Facebook blasts snooping employers
SAN FRANCISCO, California - Facebook on Friday blasted employers that want to peer at what workers have posted on their personal accounts at the world's leading social network.
Facebook chief privacy officer Erin Egan urged members of the online community not to share passwords with current or potential employers and warned companies to resist pressing for access.
"In recent months we've seen a distressing increase in reports of employers or others seeking to gain inappropriate access to people's Facebook profiles or private information," Egan said in a blog post.
"The most alarming of these practices is the reported incidences of employers asking prospective or actual employees to reveal their passwords."
She argued that snooping employers undermine the privacy of workers, and their friends at Facebook, while exposing themselves to legal risks.
For example, prospective employers could be accused of discriminating against an applicant based on seeing Facebook account information revealing someone's age or sexual preference.
"You shouldn't be forced to share your private information and communications just to get a job," Egan said.

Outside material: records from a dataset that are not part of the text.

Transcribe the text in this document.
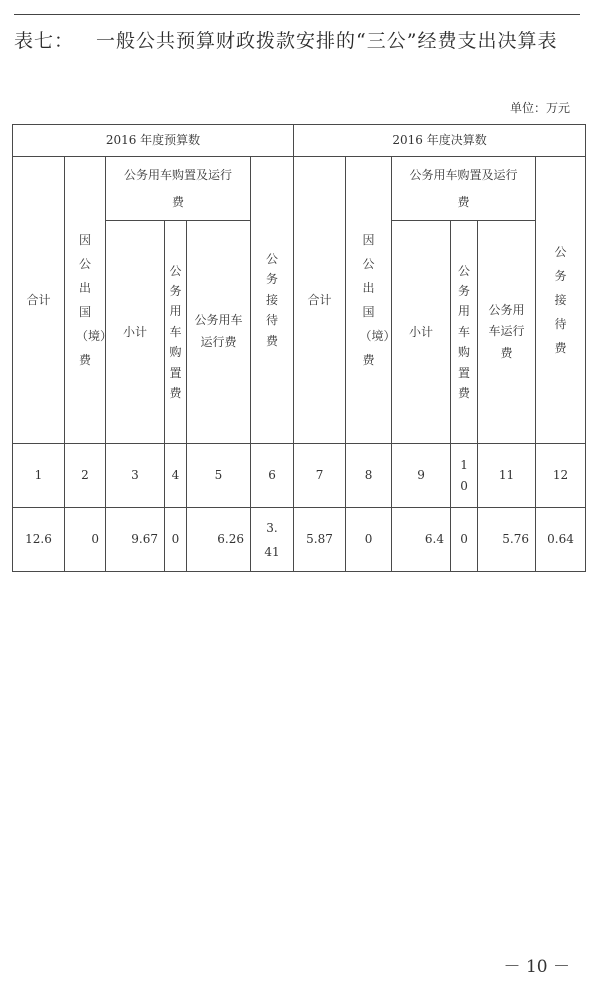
表七： 一般公共预算财政拨款安排的“三公”经费支出决算表
单位：万元
2016 年度预算数						2016 年度决算数					
合计	因公出国（境）费	公务用车购置及运行费			公务接待费	合计	因公出国（境）费	公务用车购置及运行费			公务接待费
		小计	公务用车购置费	公务用车运行费				小计	公务用车购置费	公务用车运行费	
1	2	3	4	5	6	7	8	9	10	11	12
12.6	0	9.67	0	6.26	3.41	5.87	0	6.4	0	5.76	0.64
－ 10 －
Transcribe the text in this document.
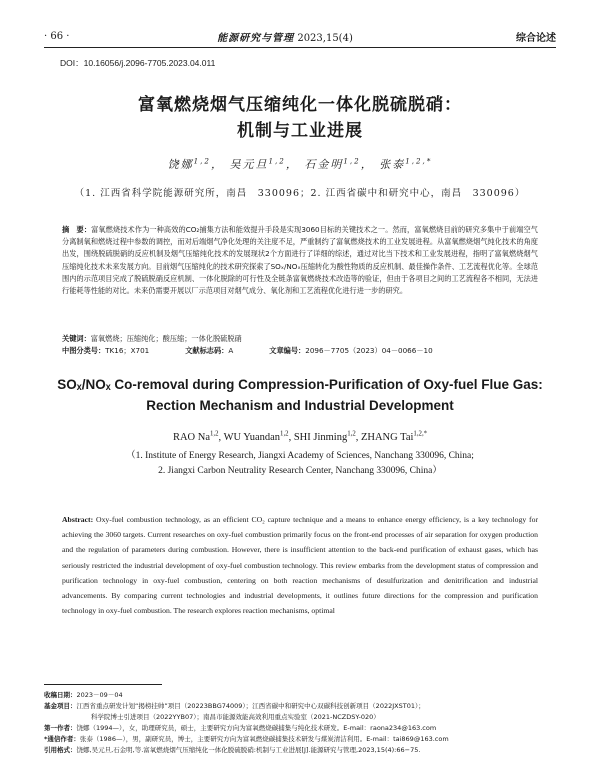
· 66 ·	能源研究与管理 2023,15(4)	综合论述
DOI：10.16056/j.2096-7705.2023.04.011
富氧燃烧烟气压缩纯化一体化脱硫脱硝：
机制与工业进展
饶娜$^{1,2}$， 吴元旦$^{1,2}$， 石金明$^{1,2}$， 张泰$^{1,2,*}$
（1. 江西省科学院能源研究所，南昌　330096；2. 江西省碳中和研究中心，南昌　330096）
摘　要：富氧燃烧技术作为一种高效的CO₂捕集方法和能效提升手段是实现3060目标的关键技术之一。然而，富氧燃烧目前的研究多集中于前端空气分离制氧和燃烧过程中参数的调控，而对后端烟气净化处理的关注度不足，严重制约了富氧燃烧技术的工业发展进程。从富氧燃烧烟气纯化技术的角度出发，围绕脱硫脱硝的反应机制及烟气压缩纯化技术的发展现状2个方面进行了详细的综述，通过对比当下技术和工业发展进程，指明了富氧燃烧烟气压缩纯化技术未来发展方向。目前烟气压缩纯化的技术研究探索了SOₓ/NOₓ压缩转化为酸性物质的反应机制、最佳操作条件、工艺流程优化等。全球范围内的示范项目完成了脱硫脱硝反应机制、一体化脱除的可行性及全链条富氧燃烧技术改造等的验证，但由于各项目之间的工艺流程各不相同，无法进行能耗等性能的对比。未来仍需要开展以厂示范项目对烟气成分、氧化剂和工艺流程优化进行进一步的研究。
关键词：富氧燃烧；压缩纯化；酸压缩；一体化脱硫脱硝
中图分类号：TK16；X701	文献标志码：A	文章编号：2096－7705（2023）04－0066－10
SOₓ/NOₓ Co-removal during Compression-Purification of Oxy-fuel Flue Gas:
Rection Mechanism and Industrial Development
RAO Na$^{1,2}$, WU Yuandan$^{1,2}$, SHI Jinming$^{1,2}$, ZHANG Tai$^{1,2,*}$
（1. Institute of Energy Research, Jiangxi Academy of Sciences, Nanchang 330096, China;
2. Jiangxi Carbon Neutrality Research Center, Nanchang 330096, China）
Abstract: Oxy-fuel combustion technology, as an efficient CO₂ capture technique and a means to enhance energy efficiency, is a key technology for achieving the 3060 targets. Current researches on oxy-fuel combustion primarily focus on the front-end processes of air separation for oxygen production and the regulation of parameters during combustion. However, there is insufficient attention to the back-end purification of exhaust gases, which has seriously restricted the industrial development of oxy-fuel combustion technology. This review embarks from the development status of compression and purification technology in oxy-fuel combustion, centering on both reaction mechanisms of desulfurization and denitrification and industrial advancements. By comparing current technologies and industrial developments, it outlines future directions for the compression and purification technology in oxy-fuel combustion. The research explores reaction mechanisms, optimal
收稿日期：2023－09－04
基金项目：江西省重点研发计划“揭榜挂帅”项目（20223BBG74009）；江西省碳中和研究中心双碳科技创新项目（2022JXST01）；
科学院博士引进项目（2022YYB07）；南昌市能源效能高效利用重点实验室（2021-NCZDSY-020）
第一作者：饶娜（1994—），女，助理研究员，硕士，主要研究方向为富氧燃烧碳捕集与纯化技术研发。E-mail：raona234@163.com
*通信作者：张泰（1986—），男，副研究员，博士，主要研究方向为富氧燃烧碳捕集技术研发与煤炭清洁利用。E-mail：tai869@163.com
引用格式：饶娜,吴元旦,石金明,等.富氧燃烧烟气压缩纯化一体化脱硫脱硝:机制与工业进展[J].能源研究与管理,2023,15(4):66−75.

"As the friend of a (Facebook) user, you shouldn't have to worry that your private information or communications will be revealed to someone you don't know and didn't intend to share with just because that user is looking for a job."
To enforce the point, Facebook made it a violation of its policy to share or solicit an account password.
"We don't think employers should be asking prospective employees to provide their passwords because we don't think it's right the thing to do," Egan said.